Olu Verheijen, Special Adviser to the President on Energy, stated that the Ubeta project exemplifies the type of investment that the government's recent reforms seek to attract.
She added that 76% of Nigeria's gas reserves remained untapped, with 50% classified as non-associated has.
"We recognised the importance of closing this gap through our review of the Petroleum Industry Act and the new directives signed by President Bola Tinubu to strengthen the PIA."
"Our strategy was to respond with data-driven policies, reclaiming Nigeria's position as a top destination for returns on investment and ease of doing business, as well as attracting new investments, revitalising dormant ones, and safeguarding the industry while creating value for long-term impact for Nigerians.
"The Ubeta Final Investment Decision is also consistent with Nigeria's general energy policy, which focuses on the expansion of the gas industry to diversify the country's energy mix, reduce flaring, and encourage cleaner energy sources. The project also places a high priority on selling gas to the local market and NLNG train 7.
"In addition, this project will offer long-term prosperity to communities through purposeful and structured economic empowerment. Overall, we believe that projects like these will enhance trust and attract additional investment to Nigeria's oil and gas sector', Verheijen remarked.

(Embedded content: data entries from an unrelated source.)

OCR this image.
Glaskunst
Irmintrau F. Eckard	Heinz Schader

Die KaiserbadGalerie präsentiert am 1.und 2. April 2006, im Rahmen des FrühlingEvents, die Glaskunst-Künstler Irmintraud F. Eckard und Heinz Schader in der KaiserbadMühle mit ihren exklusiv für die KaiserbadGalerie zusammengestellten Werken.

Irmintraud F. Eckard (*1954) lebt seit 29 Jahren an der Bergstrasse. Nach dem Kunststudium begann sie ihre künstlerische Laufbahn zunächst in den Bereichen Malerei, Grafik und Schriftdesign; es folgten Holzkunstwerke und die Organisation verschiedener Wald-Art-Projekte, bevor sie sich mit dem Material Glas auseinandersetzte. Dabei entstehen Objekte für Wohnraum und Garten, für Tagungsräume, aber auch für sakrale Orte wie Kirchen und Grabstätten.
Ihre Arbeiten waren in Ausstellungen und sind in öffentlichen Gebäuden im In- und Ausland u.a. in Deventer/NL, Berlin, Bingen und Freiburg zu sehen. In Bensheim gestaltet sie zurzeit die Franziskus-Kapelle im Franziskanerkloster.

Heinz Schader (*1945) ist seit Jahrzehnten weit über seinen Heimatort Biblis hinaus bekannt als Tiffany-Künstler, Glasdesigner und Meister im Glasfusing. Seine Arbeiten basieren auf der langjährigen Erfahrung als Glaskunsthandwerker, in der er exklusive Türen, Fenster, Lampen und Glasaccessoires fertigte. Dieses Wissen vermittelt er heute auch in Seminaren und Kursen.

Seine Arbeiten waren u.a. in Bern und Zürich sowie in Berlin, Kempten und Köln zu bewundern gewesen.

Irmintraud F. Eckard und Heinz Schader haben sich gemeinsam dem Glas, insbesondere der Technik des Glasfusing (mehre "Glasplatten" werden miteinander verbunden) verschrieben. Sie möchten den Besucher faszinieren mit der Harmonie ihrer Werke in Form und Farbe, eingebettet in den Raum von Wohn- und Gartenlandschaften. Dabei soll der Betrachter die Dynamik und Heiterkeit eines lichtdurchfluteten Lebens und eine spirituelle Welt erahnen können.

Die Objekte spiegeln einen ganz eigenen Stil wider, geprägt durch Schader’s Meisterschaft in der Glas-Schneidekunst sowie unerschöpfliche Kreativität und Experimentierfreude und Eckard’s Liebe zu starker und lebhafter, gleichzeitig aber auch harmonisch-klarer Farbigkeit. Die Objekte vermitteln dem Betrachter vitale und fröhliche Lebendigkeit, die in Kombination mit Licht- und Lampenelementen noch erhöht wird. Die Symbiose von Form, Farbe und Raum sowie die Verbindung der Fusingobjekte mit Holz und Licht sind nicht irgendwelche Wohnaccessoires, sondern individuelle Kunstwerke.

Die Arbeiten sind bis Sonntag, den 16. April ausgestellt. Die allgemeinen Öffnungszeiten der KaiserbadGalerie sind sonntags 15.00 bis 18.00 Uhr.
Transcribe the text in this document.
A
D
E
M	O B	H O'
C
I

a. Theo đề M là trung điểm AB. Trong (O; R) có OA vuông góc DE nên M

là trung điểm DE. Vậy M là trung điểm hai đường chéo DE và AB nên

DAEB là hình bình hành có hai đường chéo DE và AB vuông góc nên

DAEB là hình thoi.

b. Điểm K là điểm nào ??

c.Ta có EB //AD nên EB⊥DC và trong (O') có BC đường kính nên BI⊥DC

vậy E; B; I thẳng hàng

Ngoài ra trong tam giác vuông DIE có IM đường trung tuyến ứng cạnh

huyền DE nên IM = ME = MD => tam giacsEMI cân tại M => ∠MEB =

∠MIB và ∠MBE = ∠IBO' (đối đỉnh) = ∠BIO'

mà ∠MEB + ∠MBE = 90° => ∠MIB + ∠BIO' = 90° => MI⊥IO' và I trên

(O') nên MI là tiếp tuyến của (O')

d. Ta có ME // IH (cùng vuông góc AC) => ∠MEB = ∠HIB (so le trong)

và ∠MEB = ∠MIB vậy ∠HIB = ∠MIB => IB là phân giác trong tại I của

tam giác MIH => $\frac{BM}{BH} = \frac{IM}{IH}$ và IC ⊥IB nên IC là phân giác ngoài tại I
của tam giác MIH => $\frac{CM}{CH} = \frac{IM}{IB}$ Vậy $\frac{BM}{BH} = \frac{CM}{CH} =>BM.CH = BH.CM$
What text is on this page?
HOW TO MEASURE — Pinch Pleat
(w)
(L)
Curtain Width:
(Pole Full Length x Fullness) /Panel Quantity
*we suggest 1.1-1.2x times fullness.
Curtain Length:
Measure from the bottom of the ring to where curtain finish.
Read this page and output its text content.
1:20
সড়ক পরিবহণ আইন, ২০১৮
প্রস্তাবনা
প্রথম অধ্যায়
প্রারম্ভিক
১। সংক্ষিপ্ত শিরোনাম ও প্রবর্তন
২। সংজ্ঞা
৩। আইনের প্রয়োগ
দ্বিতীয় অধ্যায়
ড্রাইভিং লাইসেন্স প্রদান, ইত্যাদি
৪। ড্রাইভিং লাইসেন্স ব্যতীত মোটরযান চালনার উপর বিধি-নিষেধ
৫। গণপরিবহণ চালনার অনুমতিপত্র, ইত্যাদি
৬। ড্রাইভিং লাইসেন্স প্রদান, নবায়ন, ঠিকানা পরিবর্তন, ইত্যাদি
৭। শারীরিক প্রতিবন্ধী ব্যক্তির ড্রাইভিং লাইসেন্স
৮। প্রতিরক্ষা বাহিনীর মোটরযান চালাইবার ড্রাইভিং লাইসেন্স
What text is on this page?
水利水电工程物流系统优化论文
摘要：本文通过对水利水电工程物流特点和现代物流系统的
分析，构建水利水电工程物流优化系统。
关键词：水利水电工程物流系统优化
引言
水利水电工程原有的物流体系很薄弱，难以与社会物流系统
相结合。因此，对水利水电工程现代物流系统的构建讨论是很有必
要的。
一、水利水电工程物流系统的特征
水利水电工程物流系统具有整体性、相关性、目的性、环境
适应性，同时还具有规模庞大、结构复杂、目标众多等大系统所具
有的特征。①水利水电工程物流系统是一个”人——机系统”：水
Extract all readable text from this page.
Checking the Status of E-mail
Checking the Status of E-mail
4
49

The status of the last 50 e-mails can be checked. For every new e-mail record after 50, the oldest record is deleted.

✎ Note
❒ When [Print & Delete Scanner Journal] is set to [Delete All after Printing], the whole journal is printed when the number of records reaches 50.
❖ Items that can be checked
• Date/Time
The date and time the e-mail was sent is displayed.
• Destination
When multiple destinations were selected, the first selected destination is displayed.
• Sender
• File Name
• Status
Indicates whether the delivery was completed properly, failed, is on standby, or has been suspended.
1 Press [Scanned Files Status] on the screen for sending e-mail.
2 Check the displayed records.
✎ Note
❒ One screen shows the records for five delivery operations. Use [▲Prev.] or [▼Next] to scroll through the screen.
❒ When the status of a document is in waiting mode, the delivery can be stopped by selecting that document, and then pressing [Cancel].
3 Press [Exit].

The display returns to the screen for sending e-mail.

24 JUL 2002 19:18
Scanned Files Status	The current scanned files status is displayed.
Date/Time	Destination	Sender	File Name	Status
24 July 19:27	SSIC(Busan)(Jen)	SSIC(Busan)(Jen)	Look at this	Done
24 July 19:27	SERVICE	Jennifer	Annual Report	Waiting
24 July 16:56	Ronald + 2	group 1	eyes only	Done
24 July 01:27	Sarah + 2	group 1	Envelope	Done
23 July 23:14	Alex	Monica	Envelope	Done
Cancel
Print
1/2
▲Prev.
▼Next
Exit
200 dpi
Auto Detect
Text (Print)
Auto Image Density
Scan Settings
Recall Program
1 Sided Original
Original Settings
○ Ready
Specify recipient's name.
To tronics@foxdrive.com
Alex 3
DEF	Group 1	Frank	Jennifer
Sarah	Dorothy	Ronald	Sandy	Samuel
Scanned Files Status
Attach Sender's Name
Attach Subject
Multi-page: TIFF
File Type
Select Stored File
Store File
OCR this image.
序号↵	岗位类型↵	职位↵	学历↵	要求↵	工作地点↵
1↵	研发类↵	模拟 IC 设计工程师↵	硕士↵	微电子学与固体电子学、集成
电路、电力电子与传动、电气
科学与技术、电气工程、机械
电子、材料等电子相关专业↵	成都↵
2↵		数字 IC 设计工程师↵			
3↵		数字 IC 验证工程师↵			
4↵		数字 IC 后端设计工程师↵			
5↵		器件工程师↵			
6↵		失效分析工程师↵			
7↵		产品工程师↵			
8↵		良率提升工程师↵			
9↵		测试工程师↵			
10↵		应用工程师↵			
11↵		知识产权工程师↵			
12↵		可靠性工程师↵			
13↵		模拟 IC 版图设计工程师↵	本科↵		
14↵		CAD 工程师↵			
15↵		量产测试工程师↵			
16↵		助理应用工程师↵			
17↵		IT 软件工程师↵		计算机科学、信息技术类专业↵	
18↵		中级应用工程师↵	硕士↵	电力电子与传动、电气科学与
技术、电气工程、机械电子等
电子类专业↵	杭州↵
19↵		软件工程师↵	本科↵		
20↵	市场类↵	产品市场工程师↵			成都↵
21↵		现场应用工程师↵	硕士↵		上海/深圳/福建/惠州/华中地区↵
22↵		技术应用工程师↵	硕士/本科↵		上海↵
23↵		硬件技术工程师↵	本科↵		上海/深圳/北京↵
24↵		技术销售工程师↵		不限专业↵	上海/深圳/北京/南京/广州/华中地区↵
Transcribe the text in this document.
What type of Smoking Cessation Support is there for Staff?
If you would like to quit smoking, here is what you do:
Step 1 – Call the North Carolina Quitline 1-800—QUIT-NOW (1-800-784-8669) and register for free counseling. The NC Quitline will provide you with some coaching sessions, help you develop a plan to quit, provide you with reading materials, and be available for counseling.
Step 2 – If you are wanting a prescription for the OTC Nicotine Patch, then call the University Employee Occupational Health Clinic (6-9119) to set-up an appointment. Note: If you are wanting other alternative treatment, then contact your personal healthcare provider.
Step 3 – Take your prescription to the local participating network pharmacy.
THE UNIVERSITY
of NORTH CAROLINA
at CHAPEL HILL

She explained that the milestone FID was a statement of increased investor confidence in the economy and was consistent with the recent Presidential Directive on Gas.
According to her, the project includes a $550 million commitment to extract 900 billion cubic feet of non-associated natural gas from OML 58. Once completed, the Ubeta project will provide 350 million standard cubic feet per day of gas, primarily for Nigeria's domestic market and to supplement the operational capacity of NLNG Train 7.
Tinubu supported three presidential initiatives to revive investment in Nigeria's oil and gas sector, which resulted in this $550 million investment.
The directions include attempts to increase fiscal incentives for gas utilisation projects, improve the competitiveness of local content, and reduce contracting costs to global norms.